To compare adverse event (AE) profiles between patients with prostate cancer receiving triplet therapy (docetaxel, androgen receptor signaling inhibitors [ARSIs], and androgen deprivation therapy [ADT]) and those receiving docetaxel-based therapy (docetaxel and ADT). Additionally, we sought to identify risk factors for severe AEs associated with these treatment regimens.
In this retrospective, multicenter study, we included 359 patients diagnosed with metastatic castration-sensitive prostate cancer (mCSPC) or metastatic castration-resistant prostate cancer (mCRPC) who were treated with docetaxel. We analyzed patient demographics, hematologic and non-hematologic AEs, and risk factors for severe AEs. Logistic regression models were used to assess risk factors.
There were no significant differences in the incidence of ≥ grade 3 neutropenia or febrile neutropenia (FN) between the triplet and docetaxel-based therapy groups when stratified by the use of primary prophylaxis. Non-hematologic AEs, especially fatigue, were more frequent in the mCRPC group compared to the triplet therapy group. Primary prophylaxis with granulocyte colony-stimulating factor (G-CSF) significantly reduced the risk of severe neutropenia (odds ratio [OR] 0.092, < 0.001) and FN (OR 0.13, = 0.007).
This study represents the first real-world analysis comparing the adverse event profiles of triplet therapy and docetaxel-based therapy in Japanese patients with mCSPC, as well as docetaxel-based therapy in those with mCRPC. No significant difference in severe AEs was observed between the therapies. Primary prophylaxis with G-CSF proved critical in reducing severe neutropenia and FN, underscoring its importance in enhancing the safety and efficacy of docetaxel-based therapies.

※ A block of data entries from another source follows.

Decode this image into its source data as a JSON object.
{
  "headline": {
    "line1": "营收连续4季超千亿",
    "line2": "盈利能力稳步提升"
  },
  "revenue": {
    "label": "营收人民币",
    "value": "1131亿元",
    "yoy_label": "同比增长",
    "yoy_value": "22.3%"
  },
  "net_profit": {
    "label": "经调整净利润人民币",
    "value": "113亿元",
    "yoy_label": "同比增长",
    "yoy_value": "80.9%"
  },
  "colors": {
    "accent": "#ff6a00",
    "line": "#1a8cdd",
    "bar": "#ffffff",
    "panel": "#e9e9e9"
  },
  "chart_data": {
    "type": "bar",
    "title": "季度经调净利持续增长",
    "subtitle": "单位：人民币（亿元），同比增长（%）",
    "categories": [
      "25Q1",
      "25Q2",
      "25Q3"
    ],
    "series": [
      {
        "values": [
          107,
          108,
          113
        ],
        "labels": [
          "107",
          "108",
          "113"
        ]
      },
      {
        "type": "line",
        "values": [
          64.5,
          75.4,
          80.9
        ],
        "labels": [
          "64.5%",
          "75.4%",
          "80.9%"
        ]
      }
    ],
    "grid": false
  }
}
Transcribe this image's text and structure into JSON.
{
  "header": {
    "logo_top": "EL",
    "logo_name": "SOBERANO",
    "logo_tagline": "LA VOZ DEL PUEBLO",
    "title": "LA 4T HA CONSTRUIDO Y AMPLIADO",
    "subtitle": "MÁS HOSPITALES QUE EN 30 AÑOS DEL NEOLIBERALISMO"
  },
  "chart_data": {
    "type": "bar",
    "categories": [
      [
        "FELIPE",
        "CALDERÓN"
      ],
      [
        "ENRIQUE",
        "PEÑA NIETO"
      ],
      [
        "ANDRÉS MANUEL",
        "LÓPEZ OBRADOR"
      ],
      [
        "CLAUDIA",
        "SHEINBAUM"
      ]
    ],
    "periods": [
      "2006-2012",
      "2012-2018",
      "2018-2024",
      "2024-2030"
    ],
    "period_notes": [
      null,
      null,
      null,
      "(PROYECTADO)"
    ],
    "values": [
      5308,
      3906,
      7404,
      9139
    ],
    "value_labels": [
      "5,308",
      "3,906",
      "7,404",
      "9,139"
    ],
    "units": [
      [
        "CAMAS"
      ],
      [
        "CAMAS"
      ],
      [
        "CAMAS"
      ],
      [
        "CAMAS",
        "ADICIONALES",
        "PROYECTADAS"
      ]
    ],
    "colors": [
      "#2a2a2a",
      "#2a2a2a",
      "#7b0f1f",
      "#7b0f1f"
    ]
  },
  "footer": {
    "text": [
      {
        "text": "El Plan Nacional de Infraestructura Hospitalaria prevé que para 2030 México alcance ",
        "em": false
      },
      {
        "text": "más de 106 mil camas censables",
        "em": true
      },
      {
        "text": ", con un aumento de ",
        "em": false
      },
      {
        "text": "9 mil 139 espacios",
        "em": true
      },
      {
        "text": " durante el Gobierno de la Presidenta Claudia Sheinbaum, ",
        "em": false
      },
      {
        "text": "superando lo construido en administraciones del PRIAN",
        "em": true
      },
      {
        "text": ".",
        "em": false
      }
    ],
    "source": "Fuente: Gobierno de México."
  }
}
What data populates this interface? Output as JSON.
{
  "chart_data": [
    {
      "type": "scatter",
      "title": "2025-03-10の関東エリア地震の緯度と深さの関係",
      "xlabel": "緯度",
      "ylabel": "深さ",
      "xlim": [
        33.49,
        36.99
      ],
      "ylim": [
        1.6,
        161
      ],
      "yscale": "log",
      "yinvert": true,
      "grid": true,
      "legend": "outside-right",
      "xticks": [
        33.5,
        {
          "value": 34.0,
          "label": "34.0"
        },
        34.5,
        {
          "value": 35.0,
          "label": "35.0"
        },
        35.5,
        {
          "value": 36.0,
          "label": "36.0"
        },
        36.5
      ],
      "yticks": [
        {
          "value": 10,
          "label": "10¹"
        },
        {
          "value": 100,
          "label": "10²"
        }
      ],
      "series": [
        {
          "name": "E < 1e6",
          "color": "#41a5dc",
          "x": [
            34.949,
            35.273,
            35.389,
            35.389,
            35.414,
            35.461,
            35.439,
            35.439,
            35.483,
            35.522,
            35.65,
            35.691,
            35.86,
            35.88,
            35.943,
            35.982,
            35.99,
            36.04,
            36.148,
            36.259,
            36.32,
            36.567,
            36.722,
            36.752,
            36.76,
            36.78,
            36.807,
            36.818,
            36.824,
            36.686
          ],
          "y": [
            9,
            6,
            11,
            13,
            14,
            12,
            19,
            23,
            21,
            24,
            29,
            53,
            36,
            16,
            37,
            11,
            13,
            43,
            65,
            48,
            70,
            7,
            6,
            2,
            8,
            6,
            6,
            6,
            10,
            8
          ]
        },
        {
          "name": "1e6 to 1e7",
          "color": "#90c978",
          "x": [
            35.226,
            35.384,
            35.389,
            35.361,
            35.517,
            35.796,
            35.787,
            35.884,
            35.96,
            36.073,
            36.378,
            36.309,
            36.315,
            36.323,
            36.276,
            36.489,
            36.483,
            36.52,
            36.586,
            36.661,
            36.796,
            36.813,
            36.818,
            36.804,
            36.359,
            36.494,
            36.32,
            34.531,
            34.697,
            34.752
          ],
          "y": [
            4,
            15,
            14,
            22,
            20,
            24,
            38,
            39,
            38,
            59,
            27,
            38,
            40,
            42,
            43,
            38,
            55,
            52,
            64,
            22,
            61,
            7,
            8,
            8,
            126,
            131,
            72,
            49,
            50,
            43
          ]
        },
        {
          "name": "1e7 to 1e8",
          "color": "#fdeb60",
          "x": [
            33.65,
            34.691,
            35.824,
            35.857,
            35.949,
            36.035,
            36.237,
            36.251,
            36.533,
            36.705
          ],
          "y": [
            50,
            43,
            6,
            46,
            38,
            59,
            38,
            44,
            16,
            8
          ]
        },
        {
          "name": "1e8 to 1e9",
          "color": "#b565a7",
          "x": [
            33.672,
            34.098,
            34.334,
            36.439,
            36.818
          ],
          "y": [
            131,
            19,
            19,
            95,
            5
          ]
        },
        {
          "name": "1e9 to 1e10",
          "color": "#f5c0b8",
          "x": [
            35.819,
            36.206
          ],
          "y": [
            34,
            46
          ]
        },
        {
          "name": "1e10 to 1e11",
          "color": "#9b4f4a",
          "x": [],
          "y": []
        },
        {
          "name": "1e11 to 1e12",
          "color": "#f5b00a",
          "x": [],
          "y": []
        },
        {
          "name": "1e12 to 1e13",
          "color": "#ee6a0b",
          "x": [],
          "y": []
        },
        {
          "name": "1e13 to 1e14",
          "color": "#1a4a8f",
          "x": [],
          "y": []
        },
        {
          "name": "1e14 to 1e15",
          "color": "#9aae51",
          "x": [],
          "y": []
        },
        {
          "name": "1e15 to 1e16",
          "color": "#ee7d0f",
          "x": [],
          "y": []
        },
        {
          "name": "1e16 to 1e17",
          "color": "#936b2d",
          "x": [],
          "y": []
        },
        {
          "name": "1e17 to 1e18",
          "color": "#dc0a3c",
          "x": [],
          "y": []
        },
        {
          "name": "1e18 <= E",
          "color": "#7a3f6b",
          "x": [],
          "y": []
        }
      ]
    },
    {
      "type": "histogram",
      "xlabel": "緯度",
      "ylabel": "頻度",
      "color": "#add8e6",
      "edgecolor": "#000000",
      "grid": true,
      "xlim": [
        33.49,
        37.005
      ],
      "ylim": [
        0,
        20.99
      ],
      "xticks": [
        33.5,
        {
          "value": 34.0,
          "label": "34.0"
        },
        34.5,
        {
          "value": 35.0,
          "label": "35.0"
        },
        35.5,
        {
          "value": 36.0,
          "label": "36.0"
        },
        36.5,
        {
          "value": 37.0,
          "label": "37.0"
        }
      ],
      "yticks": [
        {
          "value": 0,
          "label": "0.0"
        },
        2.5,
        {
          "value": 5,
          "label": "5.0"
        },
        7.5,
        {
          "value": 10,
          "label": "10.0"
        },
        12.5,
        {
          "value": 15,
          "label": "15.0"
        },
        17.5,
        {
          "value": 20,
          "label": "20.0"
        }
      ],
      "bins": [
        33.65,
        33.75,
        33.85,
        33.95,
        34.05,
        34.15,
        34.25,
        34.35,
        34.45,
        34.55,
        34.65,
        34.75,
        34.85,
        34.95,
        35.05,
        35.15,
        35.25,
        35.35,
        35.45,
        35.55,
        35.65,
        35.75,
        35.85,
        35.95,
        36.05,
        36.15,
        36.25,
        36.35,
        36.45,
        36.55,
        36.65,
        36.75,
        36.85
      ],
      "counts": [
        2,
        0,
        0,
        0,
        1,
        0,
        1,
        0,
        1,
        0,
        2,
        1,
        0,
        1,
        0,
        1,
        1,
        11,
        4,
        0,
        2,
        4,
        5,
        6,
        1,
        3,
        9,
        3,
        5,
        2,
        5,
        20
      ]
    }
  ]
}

比较接受三联疗法(多西他赛、雄激素受体信号抑制剂[ARSIs]和雄激素剥夺疗法[ADT])的前列腺癌患者与接受基于多西他赛的疗法(多西他赛和ADT)的患者之间的不良事件(AE)情况。此外,我们试图确定与这些治疗方案相关的严重AE的危险因素。
在这项回顾性多中心研究中,我们纳入了359例被诊断为转移性去势敏感性前列腺癌(mCSPC)或转移性去势抵抗性前列腺癌(mCRPC)并接受多西他赛治疗的患者。我们分析了患者的人口统计学特征、血液学和非血液学AE以及严重AE的危险因素。采用逻辑回归模型评估危险因素。
在使用一级预防进行分层时,三联疗法组和基于多西他赛的疗法组之间≥3级中性粒细胞减少或发热性中性粒细胞减少(FN)的发生率没有显著差异。与三联疗法组相比,mCRPC组的非血液学AE,尤其是疲劳,更为常见。使用粒细胞集落刺激因子(G-CSF)进行一级预防显著降低了严重中性粒细胞减少(优势比[OR]0.092,<0.001)和FN(OR 0.13,=0.007)的风险。
本研究首次对日本mCSPC患者的三联疗法和基于多西他赛的疗法以及mCRPC患者的基于多西他赛的疗法的不良事件情况进行了真实世界分析。两种疗法之间未观察到严重AE的显著差异。G-CSF一级预防在降低严重中性粒细胞减少和FN方面被证明至关重要,凸显了其在提高基于多西他赛的疗法安全性和有效性方面重要性。